Average gasoline price in U.S. has been declining for past 22 days … most recent daily drop was largest since March 2020 pic.twitter.com/A2Vz7sAJMo
— Liz Ann Sonders (@LizAnnSonders) July 7, 2022
Sadly for Biden, this steep drop in both oil and gasoline prices is unlikely to stick, and not just because the fund liquidation that sent oil so sharply lower is in wild contrast with the wildly bullish dynamics in the physical market where the prompt WTI spread surged higher on Wednesday, climbing by the most in four months excluding expiry anomalies. Nor because if reports of a $220BN Chinese stimulus are true, it means that Beijing is about to order every barrell of oil it can find.
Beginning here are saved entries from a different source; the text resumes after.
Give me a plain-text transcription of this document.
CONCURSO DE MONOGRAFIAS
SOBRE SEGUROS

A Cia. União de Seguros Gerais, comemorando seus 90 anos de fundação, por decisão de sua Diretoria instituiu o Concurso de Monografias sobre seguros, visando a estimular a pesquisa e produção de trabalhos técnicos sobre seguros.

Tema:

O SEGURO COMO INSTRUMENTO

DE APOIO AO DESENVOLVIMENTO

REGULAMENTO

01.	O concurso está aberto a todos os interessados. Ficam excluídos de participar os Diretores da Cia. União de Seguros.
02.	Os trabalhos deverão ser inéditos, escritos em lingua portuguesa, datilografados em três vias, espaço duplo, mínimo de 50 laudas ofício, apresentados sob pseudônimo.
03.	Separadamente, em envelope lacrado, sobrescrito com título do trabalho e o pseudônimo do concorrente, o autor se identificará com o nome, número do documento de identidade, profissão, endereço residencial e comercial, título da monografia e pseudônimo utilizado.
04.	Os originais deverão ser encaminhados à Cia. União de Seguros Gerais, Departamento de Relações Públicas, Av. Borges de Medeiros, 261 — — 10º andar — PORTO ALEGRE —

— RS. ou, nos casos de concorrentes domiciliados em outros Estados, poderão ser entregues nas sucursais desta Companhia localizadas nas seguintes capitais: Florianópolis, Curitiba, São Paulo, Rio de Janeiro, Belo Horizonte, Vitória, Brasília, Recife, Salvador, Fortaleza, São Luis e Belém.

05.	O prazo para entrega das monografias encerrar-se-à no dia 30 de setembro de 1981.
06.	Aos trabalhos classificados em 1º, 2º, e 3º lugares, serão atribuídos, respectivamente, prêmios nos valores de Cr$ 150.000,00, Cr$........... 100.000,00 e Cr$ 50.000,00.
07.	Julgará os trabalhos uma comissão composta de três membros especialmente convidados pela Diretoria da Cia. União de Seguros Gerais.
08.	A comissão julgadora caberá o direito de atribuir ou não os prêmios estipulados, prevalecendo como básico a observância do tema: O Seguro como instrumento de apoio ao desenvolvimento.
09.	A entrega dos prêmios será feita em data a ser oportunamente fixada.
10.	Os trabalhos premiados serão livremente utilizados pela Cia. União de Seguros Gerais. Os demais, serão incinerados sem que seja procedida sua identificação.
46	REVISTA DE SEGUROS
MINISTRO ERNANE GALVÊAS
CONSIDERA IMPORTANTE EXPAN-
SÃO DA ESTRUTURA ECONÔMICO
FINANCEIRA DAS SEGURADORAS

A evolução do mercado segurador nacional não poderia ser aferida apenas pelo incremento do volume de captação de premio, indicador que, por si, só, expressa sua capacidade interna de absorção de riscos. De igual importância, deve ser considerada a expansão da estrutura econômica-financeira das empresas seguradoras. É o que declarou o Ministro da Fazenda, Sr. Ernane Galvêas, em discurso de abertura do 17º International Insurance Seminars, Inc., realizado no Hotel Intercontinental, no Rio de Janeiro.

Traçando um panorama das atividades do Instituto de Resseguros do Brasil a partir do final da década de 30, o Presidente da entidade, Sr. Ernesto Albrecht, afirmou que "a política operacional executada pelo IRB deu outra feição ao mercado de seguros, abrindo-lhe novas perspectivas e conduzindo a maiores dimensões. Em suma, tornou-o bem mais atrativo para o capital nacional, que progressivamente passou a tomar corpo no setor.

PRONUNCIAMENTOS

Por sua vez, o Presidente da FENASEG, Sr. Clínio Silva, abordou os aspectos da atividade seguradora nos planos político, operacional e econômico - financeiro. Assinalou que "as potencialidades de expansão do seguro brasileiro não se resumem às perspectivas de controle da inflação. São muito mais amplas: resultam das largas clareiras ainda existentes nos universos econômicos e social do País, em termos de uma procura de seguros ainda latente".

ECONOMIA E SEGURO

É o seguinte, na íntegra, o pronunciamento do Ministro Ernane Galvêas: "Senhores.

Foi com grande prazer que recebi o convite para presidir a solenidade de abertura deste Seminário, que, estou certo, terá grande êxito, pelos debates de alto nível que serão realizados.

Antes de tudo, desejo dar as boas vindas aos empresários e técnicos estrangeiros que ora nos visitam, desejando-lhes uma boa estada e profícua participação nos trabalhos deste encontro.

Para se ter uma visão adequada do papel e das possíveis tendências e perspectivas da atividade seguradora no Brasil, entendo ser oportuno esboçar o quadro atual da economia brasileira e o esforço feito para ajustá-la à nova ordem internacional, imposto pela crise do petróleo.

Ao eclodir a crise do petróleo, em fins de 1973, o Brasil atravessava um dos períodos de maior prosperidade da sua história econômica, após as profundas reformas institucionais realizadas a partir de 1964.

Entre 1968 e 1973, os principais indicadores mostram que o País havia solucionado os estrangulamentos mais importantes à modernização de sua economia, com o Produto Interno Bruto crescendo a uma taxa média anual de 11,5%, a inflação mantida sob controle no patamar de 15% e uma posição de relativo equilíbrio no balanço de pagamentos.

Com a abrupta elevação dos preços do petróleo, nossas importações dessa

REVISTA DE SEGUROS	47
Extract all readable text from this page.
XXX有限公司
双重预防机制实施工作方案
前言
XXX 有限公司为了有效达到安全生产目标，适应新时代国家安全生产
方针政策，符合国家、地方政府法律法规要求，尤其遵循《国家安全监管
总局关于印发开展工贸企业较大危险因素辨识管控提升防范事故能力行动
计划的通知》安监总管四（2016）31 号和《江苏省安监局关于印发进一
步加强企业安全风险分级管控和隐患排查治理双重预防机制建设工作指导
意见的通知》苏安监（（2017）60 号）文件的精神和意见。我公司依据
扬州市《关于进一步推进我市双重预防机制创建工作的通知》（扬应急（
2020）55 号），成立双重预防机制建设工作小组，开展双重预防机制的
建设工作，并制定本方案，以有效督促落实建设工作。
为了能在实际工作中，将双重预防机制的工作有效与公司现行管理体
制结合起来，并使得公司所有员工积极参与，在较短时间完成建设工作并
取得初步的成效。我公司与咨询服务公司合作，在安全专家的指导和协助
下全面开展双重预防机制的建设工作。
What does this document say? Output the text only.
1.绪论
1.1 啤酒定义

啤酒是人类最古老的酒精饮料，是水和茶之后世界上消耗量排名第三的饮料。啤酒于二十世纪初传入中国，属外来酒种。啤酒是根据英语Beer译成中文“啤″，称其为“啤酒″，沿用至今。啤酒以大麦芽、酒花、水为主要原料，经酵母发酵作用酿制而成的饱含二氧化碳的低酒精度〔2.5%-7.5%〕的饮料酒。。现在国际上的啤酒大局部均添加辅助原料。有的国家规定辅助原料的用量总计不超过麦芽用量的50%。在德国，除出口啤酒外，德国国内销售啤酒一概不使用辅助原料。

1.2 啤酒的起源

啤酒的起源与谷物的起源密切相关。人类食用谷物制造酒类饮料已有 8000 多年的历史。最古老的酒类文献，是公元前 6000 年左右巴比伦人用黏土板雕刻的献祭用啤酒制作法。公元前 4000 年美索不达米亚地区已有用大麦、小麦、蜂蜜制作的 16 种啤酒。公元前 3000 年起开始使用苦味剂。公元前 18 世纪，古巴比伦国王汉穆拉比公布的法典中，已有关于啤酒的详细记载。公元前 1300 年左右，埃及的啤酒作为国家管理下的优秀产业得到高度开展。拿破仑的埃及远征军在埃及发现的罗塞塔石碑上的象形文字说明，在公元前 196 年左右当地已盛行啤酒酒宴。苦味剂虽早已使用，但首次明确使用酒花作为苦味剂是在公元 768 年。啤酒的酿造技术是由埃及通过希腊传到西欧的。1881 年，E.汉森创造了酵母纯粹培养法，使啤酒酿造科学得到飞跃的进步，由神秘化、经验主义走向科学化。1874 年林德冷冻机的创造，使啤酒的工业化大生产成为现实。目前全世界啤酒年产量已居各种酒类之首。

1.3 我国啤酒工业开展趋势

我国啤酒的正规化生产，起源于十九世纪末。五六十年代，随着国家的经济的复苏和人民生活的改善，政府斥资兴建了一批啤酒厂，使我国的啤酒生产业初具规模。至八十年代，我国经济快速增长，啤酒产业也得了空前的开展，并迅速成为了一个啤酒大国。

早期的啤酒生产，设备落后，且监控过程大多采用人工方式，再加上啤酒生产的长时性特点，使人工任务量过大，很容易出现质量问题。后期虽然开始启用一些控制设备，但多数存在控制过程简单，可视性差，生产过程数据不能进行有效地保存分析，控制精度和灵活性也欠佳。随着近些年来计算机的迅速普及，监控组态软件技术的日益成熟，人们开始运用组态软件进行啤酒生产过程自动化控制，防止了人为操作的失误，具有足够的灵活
The real reason why oil may be about to spike sharply higher comes out of Texas where an imminent power shock may lead to widespread oil infrastructure shutdowns.
Here is what a dealer for one of the larger institutional crude and products books writes in:
… looking like Texas may be short power for the next week or so. Wild rumors floating around that the Governor may call on industrials (ie refineries) to idle or significantly de-rate plants for up to a week to keep from having to black out residential consumers (Mom&Pop) in a heat wave. Don’t want to make folks sweat at home in the dark during an election year.
Key takeaway? Cracks may just be getting started and could go parabolic here.
And if cracks soar, underlying prices won’t be far behind. And yes, gasoline prices are about to reverse all recent losses with a vengeance. As for oil, well the reversal is already starting.